Research Questions

questions-600

 

  • RQ1 When the articles in the Global Environmental Change journal are ‘clustered’ according to linguistic features, do the clusters that are identified represent communities of practice, disciplinary or otherwise? Do the clusters remain the same over time? Do the general linguistic profiles of GEC articles (established through multidimensional [MD] analysis) resemble those of other IDR journals? Are they distinct from those of specialist disciplinary journals?
  • RQ2 What is the phraseological profile of the GEC articles? Does this profile distinguish clusters of articles; and are these clusters the same as those identified by the MD analysis clustering technique? Do phraseological profiles change over time?
    We will adopt Römer’s (2010) concept of the ‘phraseological profile’ and identify the most frequent continuous and discontinuous phrases in the corpus, establishing also the distribution pattern of each phrase, and we will determine the functions of the most frequent phrases through analysis of concordances of those phrases. We will then cluster articles according to phraseological profiles and draw on the literature around phrases and epistemology to interpret the clustering of articles so established.
  • RQ3 To what extent do GEC articles cite sources from across cluster divides? What are the functions of citations?
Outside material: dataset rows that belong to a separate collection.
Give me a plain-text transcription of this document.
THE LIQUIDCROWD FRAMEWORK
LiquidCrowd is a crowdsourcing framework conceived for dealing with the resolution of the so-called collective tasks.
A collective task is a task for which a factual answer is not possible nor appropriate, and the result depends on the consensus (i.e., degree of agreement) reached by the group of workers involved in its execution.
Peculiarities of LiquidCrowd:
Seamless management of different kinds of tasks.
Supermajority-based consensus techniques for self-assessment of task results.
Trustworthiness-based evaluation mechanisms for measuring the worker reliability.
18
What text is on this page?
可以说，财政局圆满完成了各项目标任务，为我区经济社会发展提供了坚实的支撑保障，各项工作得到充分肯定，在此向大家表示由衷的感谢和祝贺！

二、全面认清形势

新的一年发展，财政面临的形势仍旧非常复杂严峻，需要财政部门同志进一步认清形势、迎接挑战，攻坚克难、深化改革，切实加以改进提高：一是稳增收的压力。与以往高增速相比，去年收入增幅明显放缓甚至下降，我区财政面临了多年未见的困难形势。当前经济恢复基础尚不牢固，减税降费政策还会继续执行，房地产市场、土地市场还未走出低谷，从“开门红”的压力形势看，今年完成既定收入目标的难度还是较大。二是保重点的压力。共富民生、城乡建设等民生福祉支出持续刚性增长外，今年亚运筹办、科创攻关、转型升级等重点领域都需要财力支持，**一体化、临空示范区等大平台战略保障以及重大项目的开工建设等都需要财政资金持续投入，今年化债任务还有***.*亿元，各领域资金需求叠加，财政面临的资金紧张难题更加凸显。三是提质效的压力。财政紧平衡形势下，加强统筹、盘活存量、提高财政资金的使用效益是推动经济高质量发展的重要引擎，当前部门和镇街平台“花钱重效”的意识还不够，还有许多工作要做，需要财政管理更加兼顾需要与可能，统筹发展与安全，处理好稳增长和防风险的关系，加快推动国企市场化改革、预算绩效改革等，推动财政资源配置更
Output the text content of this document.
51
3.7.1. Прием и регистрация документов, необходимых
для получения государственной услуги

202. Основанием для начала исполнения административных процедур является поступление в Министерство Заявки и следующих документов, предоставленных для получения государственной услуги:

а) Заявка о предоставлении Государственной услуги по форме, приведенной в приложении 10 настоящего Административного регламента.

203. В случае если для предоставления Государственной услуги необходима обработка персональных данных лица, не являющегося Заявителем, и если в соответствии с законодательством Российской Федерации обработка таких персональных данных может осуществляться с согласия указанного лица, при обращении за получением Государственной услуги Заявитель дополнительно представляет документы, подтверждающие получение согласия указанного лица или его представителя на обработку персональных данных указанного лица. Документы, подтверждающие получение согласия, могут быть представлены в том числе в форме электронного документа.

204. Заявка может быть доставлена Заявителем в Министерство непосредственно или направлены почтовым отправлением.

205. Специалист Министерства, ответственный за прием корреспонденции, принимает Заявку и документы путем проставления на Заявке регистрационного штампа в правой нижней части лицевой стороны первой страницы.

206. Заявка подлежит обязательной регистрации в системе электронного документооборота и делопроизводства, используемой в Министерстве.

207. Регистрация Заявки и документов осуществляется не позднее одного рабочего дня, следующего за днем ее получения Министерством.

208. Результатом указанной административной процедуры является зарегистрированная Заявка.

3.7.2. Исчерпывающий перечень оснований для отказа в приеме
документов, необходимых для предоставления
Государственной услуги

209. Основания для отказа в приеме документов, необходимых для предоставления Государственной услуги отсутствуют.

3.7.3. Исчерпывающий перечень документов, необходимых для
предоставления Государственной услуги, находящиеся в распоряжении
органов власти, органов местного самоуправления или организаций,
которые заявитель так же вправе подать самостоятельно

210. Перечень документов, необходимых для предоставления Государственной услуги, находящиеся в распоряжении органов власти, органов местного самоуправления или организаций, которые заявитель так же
What and how much do authors cite? How have these practices changed over time?Lists of references will be extracted for each article and the items classified as to which discipline or IDR group they belong to. These classifications will be made with the cooperation of Elsevier. The purpose of this analysis is to find out whether articles draw mainly on a subject-specific body of literature or whether they refer to a broader literature. In the XML files, inline citations are readily identifiable because they are marked up in XML; each inline citation will be additionally (and manually) coded in the corpus files using a scheme developed in Thompson (2005), and modified by Petrič (2007). This framework distinguishes formal and functional features of citations that can then be quantified, to provide a profile. In addition, we will measure the density of citations in each article, across the whole text and also in each major rhetorical section (Abstract, Introduction, etc) and compare citation profiles across years and across journals.
  • RQ4 How are writers, researchers and readers represented in GEC articles, and how does this change over time? Do ‘interdisciplinary researcher’ identities emerge over time? Has the imagined readership changed? How does GEC compare to other journals?
    Drawing on Hyland’s (2010) model of metadiscourse and his theory of writing as social interaction, we will search the corpus for nouns and pronouns that identify the writer and the reader and we will also search for verbs which express actions that writers take or have taken or that readers are enjoined to take (eg, ‘see’, ‘consider’).
  • RQ5 What do journal editors, reviewers and authors perceive the distinctive features of an interdisciplinary journal to be, in comparison with a discipline-specific journal? What practices and what linguistic features do they identify as key to successful IDR communication in journals? How have practices changed over time?
    With the cooperation of Elsevier, surveys will be sent to editors, past and present, of the journals investigated in this project, to reviewers and to authors. The surveys will explore questions relating to the respondents’ perspectives on IDR, and its relations to traditional disciplines. Editors and authors will also be invited to take part in semi-structured telephone interviews. We will identify potential participants through discussion with Elsevier.
    Surveys will be sent to several hundred editors, reviewers and authors of interdisciplinary research journals, and 30 to 50 of these respondents will take part in interviews. The responses to the surveys and to the interviews will contribute to our analyses of the texts and suggest new lines of approach to the corpus data.

One Comment

  1. as I am being confused with Hyland’s (2005) interpersonal model of metadiscourse, whether the Hyland’s (2010) model mentioned in RQ4 above is same or different?